Evidence of my expertise lies in my intricate knowledge of the three fundamental stages of money laundering: placement, layering, and integration. During the placement stage, illicit funds are discreetly introduced into the legitimate financial system. Subsequently, in the layering stage, the money undergoes complex transactions to create confusion, often involving the movement of funds through numerous accounts. Finally, in the integration stage, the "dirty money" is assimilated into the financial system through additional transactions until it appears legitimate.
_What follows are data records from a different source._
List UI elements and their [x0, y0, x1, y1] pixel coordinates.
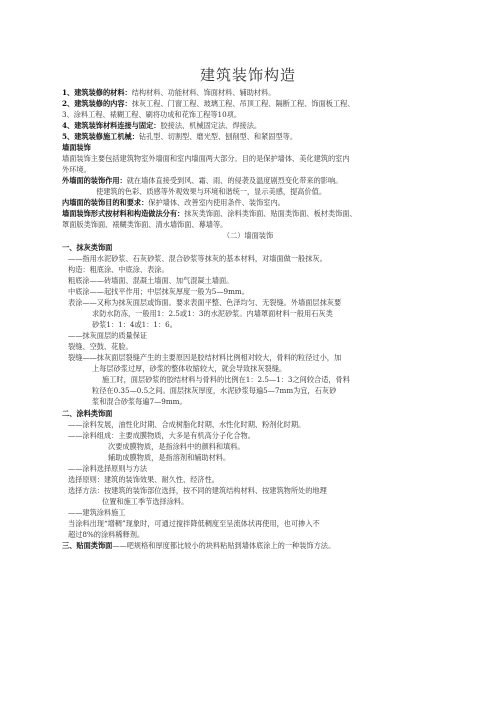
line-text: 施工时，面层砂浆的胶结材料与骨料的比例在1：2.5—1：3之间较合适，骨料	[102, 375, 350, 384]
text-line	[62, 209, 452, 218]
text-line	[62, 254, 458, 263]
text-line	[62, 198, 452, 207]
text-line	[62, 287, 458, 296]
text-line	[62, 353, 458, 362]
text-line	[62, 364, 482, 373]
bold-heading: 内墙面的装饰目的和要求：	[62, 198, 149, 207]
line-text: 表涂——又称为抹灰面层或饰面。要求表面平整、色泽均匀、无裂缝。外墙面层抹灰要	[68, 298, 342, 307]
text-line	[62, 431, 458, 440]
text-line	[62, 331, 458, 340]
bold-heading: 2、建筑装修的内容：	[62, 99, 132, 108]
bold-heading: 墙面装饰	[62, 143, 91, 152]
text-line	[62, 386, 482, 395]
line-text: 粒径在0.35—0.5之间。面层抹灰厚度，水泥砂浆每遍5—7mm为宜，石灰砂	[92, 386, 337, 395]
text-line	[62, 243, 452, 252]
text-line	[62, 519, 458, 528]
line-text: 3、涂料工程、裱糊工程、刷将功成和花饰工程等10项。	[62, 110, 242, 119]
line-text: 超过8%的涂料稀释剂。	[68, 530, 145, 539]
line-text: 次要成膜物质，是指涂料中的颜料和填料。	[108, 442, 245, 451]
text-line	[62, 486, 458, 495]
line-text: 钻孔型、切割型、磨光型、刨削型、和紧固型等。	[138, 132, 298, 141]
line-text: ——建筑涂料施工	[68, 508, 126, 517]
line-text: 裂缝、空鼓、花脸。	[68, 342, 133, 351]
text-line	[62, 132, 452, 141]
line-text: ——指用水泥砂浆、石灰砂浆、混合砂浆等抹灰的基本材料，对墙面做一般抹灰。	[68, 254, 327, 263]
line-text: ——涂料选择原则与方法	[68, 464, 148, 473]
text-line	[62, 375, 492, 384]
text-line	[62, 420, 458, 429]
text-line	[62, 397, 482, 406]
text-line	[62, 298, 458, 307]
text-line	[62, 409, 452, 418]
text-line	[62, 276, 458, 285]
text-line	[62, 342, 458, 351]
bold-heading: 4、建筑装饰材料连接与固定：	[62, 121, 161, 130]
line-text: 辅助成膜物质，是指溶剂和辅助材料。	[108, 453, 231, 462]
text-line	[62, 265, 458, 274]
text-line	[0, 231, 496, 240]
text-line	[62, 165, 452, 174]
text-line	[62, 508, 458, 517]
line-text: 裂缝——抹灰面层裂缝产生的主要原因是胶结材料比例相对较大，骨料的粒径过小，加	[68, 353, 342, 362]
line-text: （二）墙面装饰	[222, 231, 274, 240]
text-line	[62, 220, 452, 229]
line-text: 胶接法、机械固定法、焊接法。	[160, 121, 262, 130]
line-text: ——抹灰面层的质量保证	[68, 331, 148, 340]
text-line	[62, 530, 458, 539]
text-line	[62, 154, 452, 163]
bold-heading: 1、建筑装修的材料：	[62, 88, 132, 97]
text-line	[62, 110, 452, 119]
line-text: 求防水防冻，一般用1：2.5或1：3的水泥砂浆。内墙罩面材料一般用石灰类	[92, 309, 333, 318]
text-line	[62, 187, 486, 196]
text-line	[62, 88, 452, 97]
line-text: 浆和混合砂浆每遍7—9mm。	[92, 397, 187, 406]
text-line	[62, 541, 452, 550]
line-text: 罩面版类饰面、裱糊类饰面、清水墙饰面、幕墙等。	[62, 220, 228, 229]
line-text: 使建筑的色彩、质感等外观效果与环境和谐统一，显示美感，提高价值。	[96, 187, 327, 196]
bold-heading: 一、抹灰类饰面	[62, 243, 113, 252]
line-text: 就在墙体直接受到风、霜、雨、的侵袭及温度剧烈变化带来的影响。	[126, 176, 343, 185]
text-line	[62, 464, 458, 473]
line-text: 保护墙体、改善室内使用条件、装饰室内。	[148, 198, 285, 207]
text-line	[62, 320, 482, 329]
line-text: ——涂料组成：主要成膜物质，大多是有机高分子化合物。	[68, 431, 255, 440]
line-text: ——吧规格和厚度都比较小的块料粘贴到墙体底涂上的一种装饰方法。	[112, 541, 336, 550]
line-text: 中底涂——起找平作用；中层抹灰厚度一般为5—9mm。	[68, 287, 249, 296]
bold-heading: 墙面装饰形式按材料和构造做法分有：	[62, 209, 185, 218]
text-line	[62, 497, 492, 506]
line-text: 构造：粗底涂、中底涂、表涂。	[68, 265, 169, 274]
line-text: 选择原则：建筑的装饰效果、耐久性、经济性。	[68, 475, 219, 484]
bold-heading: 5、建筑装修施工机械：	[62, 132, 139, 141]
line-text: 砂浆1：1：4或1：1：6。	[92, 320, 177, 329]
text-line	[62, 99, 452, 108]
line-text: ——涂料发展，油性化时期、合成树脂化时期、水性化时期、粉剂化时期。	[68, 420, 306, 429]
text-line	[62, 176, 452, 185]
bold-heading: 外墙面的装饰作用：	[62, 176, 127, 185]
line-text: 当涂料出现“增稠”现象时，可通过搅拌降低稠度至呈流体状再使用，也可掺入不	[68, 519, 320, 528]
line-text: 选择方法：按建筑的装饰部位选择，按不同的建筑结构材料、按建筑物所处的地理	[68, 486, 327, 495]
text-line	[62, 143, 452, 152]
line-text: 抹灰工程、门窗工程、玻璃工程、吊顶工程、隔断工程、饰面板工程、	[131, 99, 355, 108]
text-line	[62, 453, 496, 462]
text-line	[62, 121, 452, 130]
line-text: 上每层砂浆过厚，砂浆的整体收缩较大，就会导致抹灰裂缝。	[92, 364, 287, 373]
line-text: 墙面装饰主要包括建筑物室外墙面和室内墙面两大部分。目的是保护墙体、美化建筑的室内	[62, 154, 350, 163]
line-text: 粗底涂——砖墙面、混凝土墙面、加气混凝土墙面。	[68, 276, 234, 285]
bold-heading: 二、涂料类饰面	[62, 409, 113, 418]
line-text: 外环境。	[62, 165, 91, 174]
text-line	[62, 309, 482, 318]
text-line	[62, 442, 496, 451]
document-title: 建筑装饰构造	[199, 66, 296, 84]
bold-heading: 三、贴面类饰面	[62, 541, 113, 550]
line-text: 位置和施工季节选择涂料。	[102, 497, 189, 506]
text-line	[62, 475, 458, 484]
line-text: 结构材料、功能材料、饰面材料、辅助材料。	[131, 88, 276, 97]
line-text: 抹灰类饰面、涂料类饰面、贴面类饰面、板材类饰面、	[184, 209, 357, 218]
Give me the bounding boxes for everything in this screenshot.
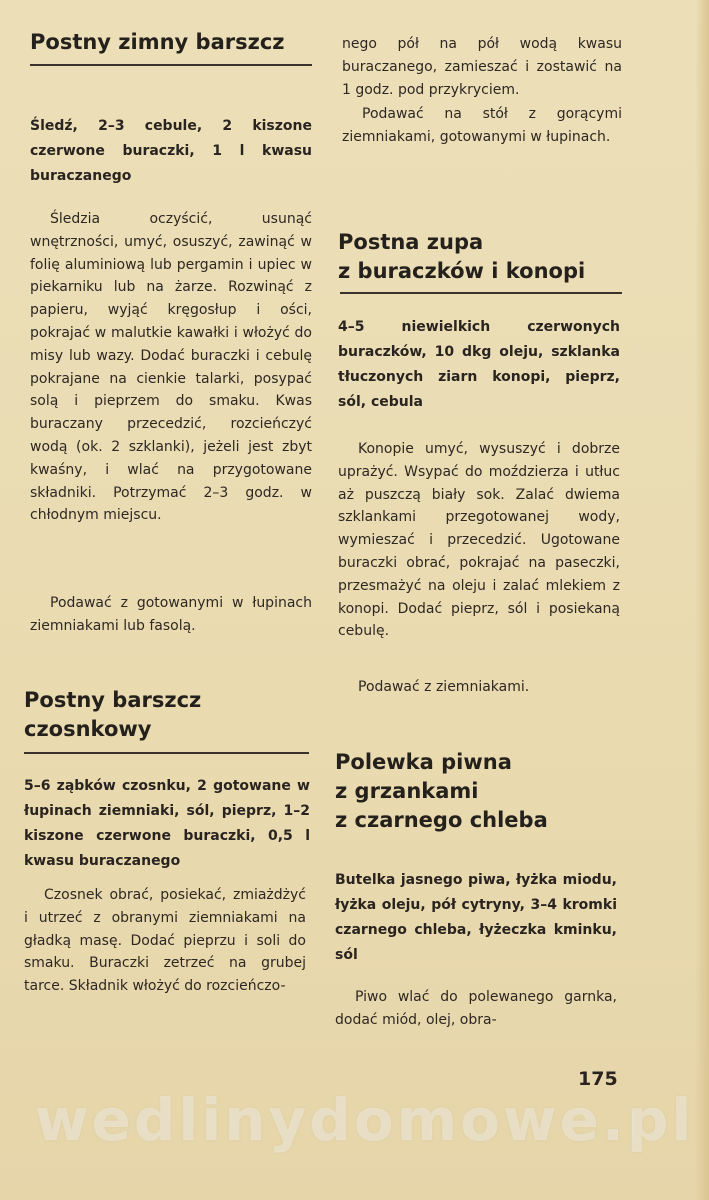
- page-number: 175: [578, 1068, 618, 1090]
- recipe-title: [335, 748, 620, 835]
- serving-note: Podawać na stół z gorącymi ziemniakami, gotowanymi w łupinach.: [342, 106, 622, 145]
- title-rule: [340, 292, 622, 294]
- title-rule: [30, 64, 312, 66]
- title-line: Polewka piwna: [335, 750, 512, 774]
- recipe-instructions: Czosnek obrać, posiekać, zmiażdżyć i utrzeć z obranymi ziemniakami na gładką masę. Dodać pieprzu i soli do smaku. Buraczki zetrzeć na grubej tarce. Składnik włożyć do rozcieńczo-: [24, 887, 306, 995]
- ingredients-list: 4–5 niewielkich czerwonych buraczków, 10 dkg oleju, szklanka tłuczonych ziarn konopi, pieprz, sól, cebula: [338, 319, 620, 410]
- title-line: Postna zupa: [338, 230, 484, 254]
- page-edge: [695, 0, 709, 1200]
- recipe-title: [24, 686, 309, 744]
- serving-note: Podawać z ziemniakami.: [358, 679, 530, 695]
- watermark: wedlinydomowe.pl: [35, 1086, 695, 1154]
- ingredients-list: Butelka jasnego piwa, łyżka miodu, łyżka oleju, pół cytryny, 3–4 kromki czarnego chleba, łyżeczka kminku, sól: [335, 872, 617, 963]
- recipe-instructions: Śledzia oczyścić, usunąć wnętrzności, umyć, osuszyć, zawinąć w folię aluminiową lub pergamin i upiec w piekarniku lub na żarze. Rozwinąć z papieru, wyjąć kręgosłup i ości, pokrajać w malutkie kawałki i włożyć do misy lub wazy. Dodać buraczki i cebulę pokrajane na cienkie talarki, posypać solą i pieprzem do smaku. Kwas buraczany przecedzić, rozcieńczyć wodą (ok. 2 szklanki), jeżeli jest zbyt kwaśny, i wlać na przygotowane składniki. Potrzymać 2–3 godz. w chłodnym miejscu.: [30, 211, 312, 524]
- title-line: z grzankami: [335, 779, 479, 803]
- recipe-instructions: Piwo wlać do polewanego garnka, dodać miód, olej, obra-: [335, 989, 617, 1028]
- title-line: Postny barszcz: [24, 688, 202, 712]
- title-line: czosnkowy: [24, 717, 152, 741]
- recipe-title: [338, 228, 623, 286]
- ingredients-list: Śledź, 2–3 cebule, 2 kiszone czerwone buraczki, 1 l kwasu buraczanego: [30, 118, 312, 184]
- title-line: z czarnego chleba: [335, 808, 548, 832]
- recipe-instructions-continued: nego pół na pół wodą kwasu buraczanego, zamieszać i zostawić na 1 godz. pod przykryciem.: [342, 36, 622, 98]
- serving-note: Podawać z gotowanymi w łupinach ziemniakami lub fasolą.: [30, 595, 312, 634]
- title-line: z buraczków i konopi: [338, 259, 586, 283]
- title-rule: [24, 752, 309, 754]
- recipe-instructions: Konopie umyć, wysuszyć i dobrze uprażyć. Wsypać do moździerza i utłuc aż puszczą biały sok. Zalać dwiema szklankami przegotowanej wody, wymieszać i przecedzić. Ugotowane buraczki obrać, pokrajać na paseczki, przesmażyć na oleju i zalać mlekiem z konopi. Dodać pieprz, sól i posiekaną cebulę.: [338, 441, 620, 640]
- ingredients-list: 5–6 ząbków czosnku, 2 gotowane w łupinach ziemniaki, sól, pieprz, 1–2 kiszone czerwone buraczki, 0,5 l kwasu buraczanego: [24, 778, 310, 869]
- recipe-title: Postny zimny barszcz: [30, 30, 285, 54]
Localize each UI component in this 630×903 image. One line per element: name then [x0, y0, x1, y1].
To further substantiate my proficiency, let's delve into the key legislations mentioned in the provided article:

  1. Bank Secrecy Act (1970):

    • Established requirements for recordkeeping and reporting by individuals, banks, and financial institutions.
    • Aims to identify the source, volume, and movement of currency and other monetary instruments.
    • Introduced the Currency Transaction Report for reporting cash transactions over $10,000.
  2. Money Laundering Control Act (1986):

    • Defined money laundering as a federal crime.
    • Prohibited structuring transactions to evade Currency Transaction Report filings.
    • Introduced civil and criminal forfeiture for Bank Secrecy Act violations.
  3. Anti-Drug Abuse Act of 1988:

    • Expanded the definition of financial institutions to include businesses like car dealers and real estate closing personnel.
    • Required reports on large currency transactions and verification of identity for purchasers of monetary instruments over $3,000.
  4. Annunzio-Wylie Anti-Money Laundering Act (1992):

    • Strengthened sanctions for BSA violations.
    • Introduced Suspicious Activity Reports and eliminated Criminal Referral Forms.
    • Required verification and recordkeeping for wire transfers.
  5. Money Laundering Suppression Act (1994):

    • Required banking agencies to enhance training and develop anti-money laundering examination procedures.
    • Streamlined Currency Transaction Report exemption process.
    • Mandated registration and record-keeping for Money Services Businesses (MSBs).
  6. Money Laundering and Financial Crimes Strategy Act (1998):

    • Mandated anti-money laundering training for examiners.
    • Created the High Intensity Money Laundering and Related Financial Crime Area (HIFCA) Task Forces.
  7. USA PATRIOT Act (2001):

    • Criminalized financing of terrorism and strengthened customer identification procedures.
    • Prohibited financial institutions from dealing with foreign shell banks.
    • Enhanced due diligence procedures for foreign correspondent and private banking accounts.
    • Improved information sharing among financial institutions and with the U.S. government.
    • Increased civil and criminal penalties for money laundering.
    • Provided the Secretary of the Treasury with authority to impose "special measures" on high-risk jurisdictions.
  8. Intelligence Reform & Terrorism Prevention Act of 2004:

    • Amended the BSA to require reporting of cross-border electronic transmittals of funds.

My comprehensive understanding of these laws and their intricate details demonstrates my proficiency in the field, making me well-equipped to discuss the complexities of money laundering and the legal frameworks established to combat it.